Failed to mount cgroup at /sys/fs/cgroup/systemd: Operation not permitted
[ESC[0;1;31m!!!!!!ESC[0m] Failed to mount API filesystems, freezing.
Freezing execution.
Ok, I thought so. See #21 for a "solution" aka work-around for this. You might want to ask upstream if this behavior is expected or if this is a bug. It's definitely not something that I can fix in the RPM packaging ;-)
Ok, I used grubby --update-kernel=ALL --args="systemd.unified_cgroup_hierarchy=0"
to add the workaround kernel parameter and after a reboot the containers got an IP and started again.
And I could start postfix just fine with lxcfs 4.0.4-0.2.fc31. Thanks for that work and information!
But immediately I have another question: can you provide lxcfs 4.0.4 also for CentOS 8 and lxd 3.22 and 3.21?

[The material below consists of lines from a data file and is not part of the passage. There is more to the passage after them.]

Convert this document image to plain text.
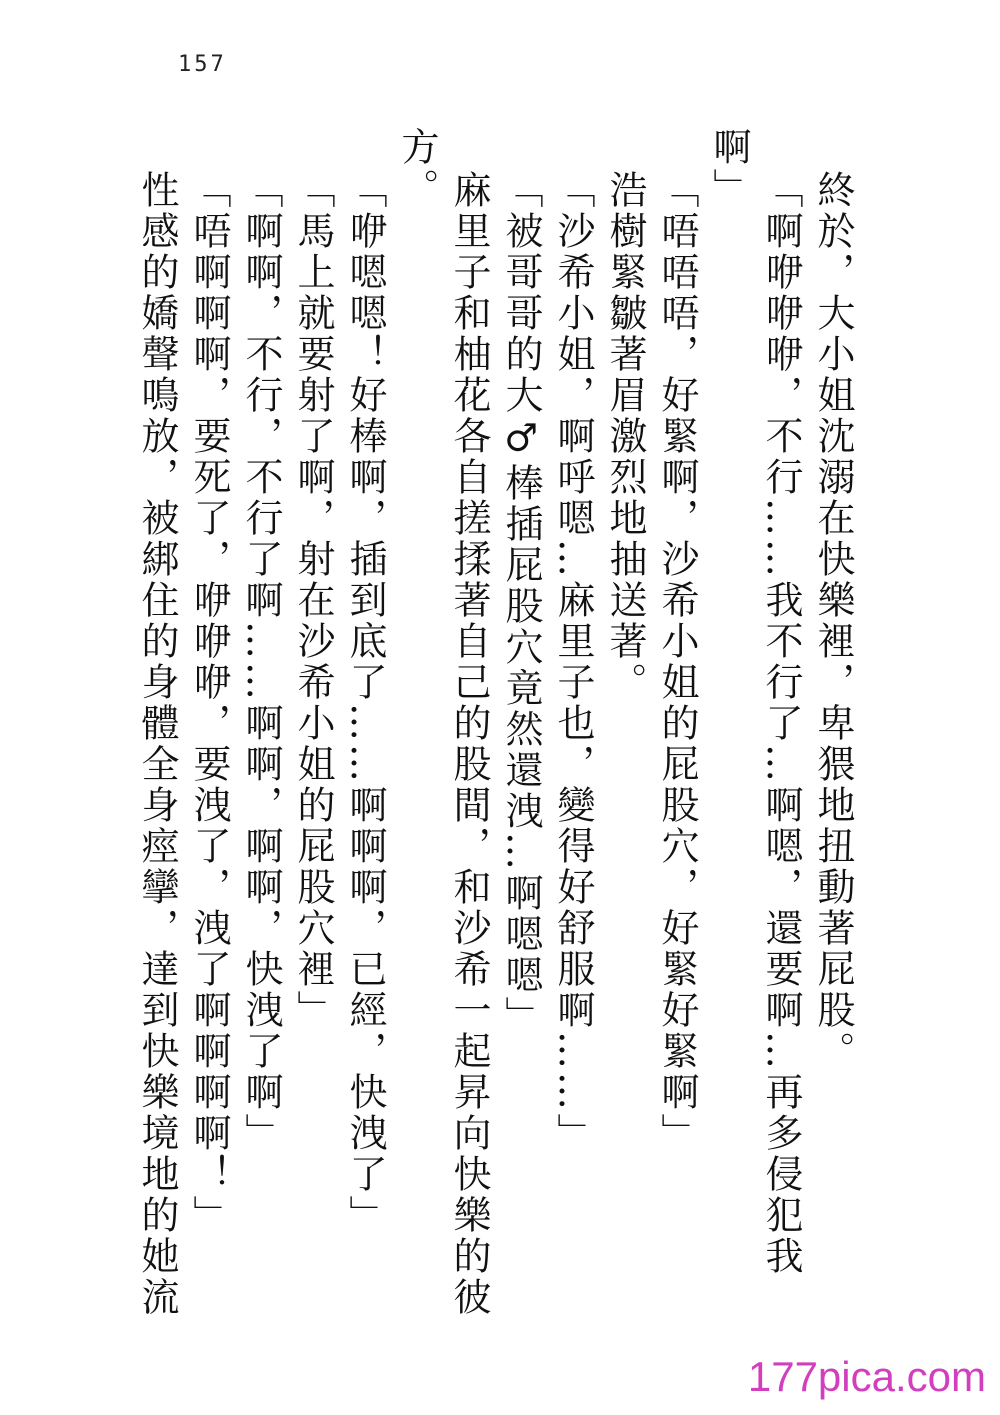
157
終於，大小姐沈溺在快樂裡，卑猥地扭動著屁股。
「啊咿咿咿，不行……我不行了…啊嗯，還要啊…再多侵犯我
啊」
「唔唔唔，好緊啊，沙希小姐的屁股穴，好緊好緊啊」
浩樹緊皺著眉激烈地抽送著。
「沙希小姐，啊呼嗯…麻里子也，變得好舒服啊……」
「被哥哥的大♂棒插屁股穴竟然還洩…啊嗯嗯」
麻里子和柚花各自搓揉著自己的股間，和沙希一起昇向快樂的彼
方。
「咿嗯嗯！好棒啊，插到底了……啊啊啊，已經，快洩了」
「馬上就要射了啊，射在沙希小姐的屁股穴裡」
「啊啊，不行，不行了啊……啊啊，啊啊，快洩了啊」
「唔啊啊啊，要死了，咿咿咿，要洩了，洩了啊啊啊啊！」
性感的嬌聲鳴放，被綁住的身體全身痙攣，達到快樂境地的她流
177pica.com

I just checked again and there is still a permission denied issue when you try to start a postfix process in lxd 3.22 hosted by CentOS 8 (8.2.2009) and Fedora 31. So you can't use postfix in a container at all.
The error message is: /usr/libexec/postfix/postfix-script: line 127: /dev/null: Permission denied
We first discussed the issue an Apr. 6. Is there even a chance to fix the issue or is it just too big and unmanageable?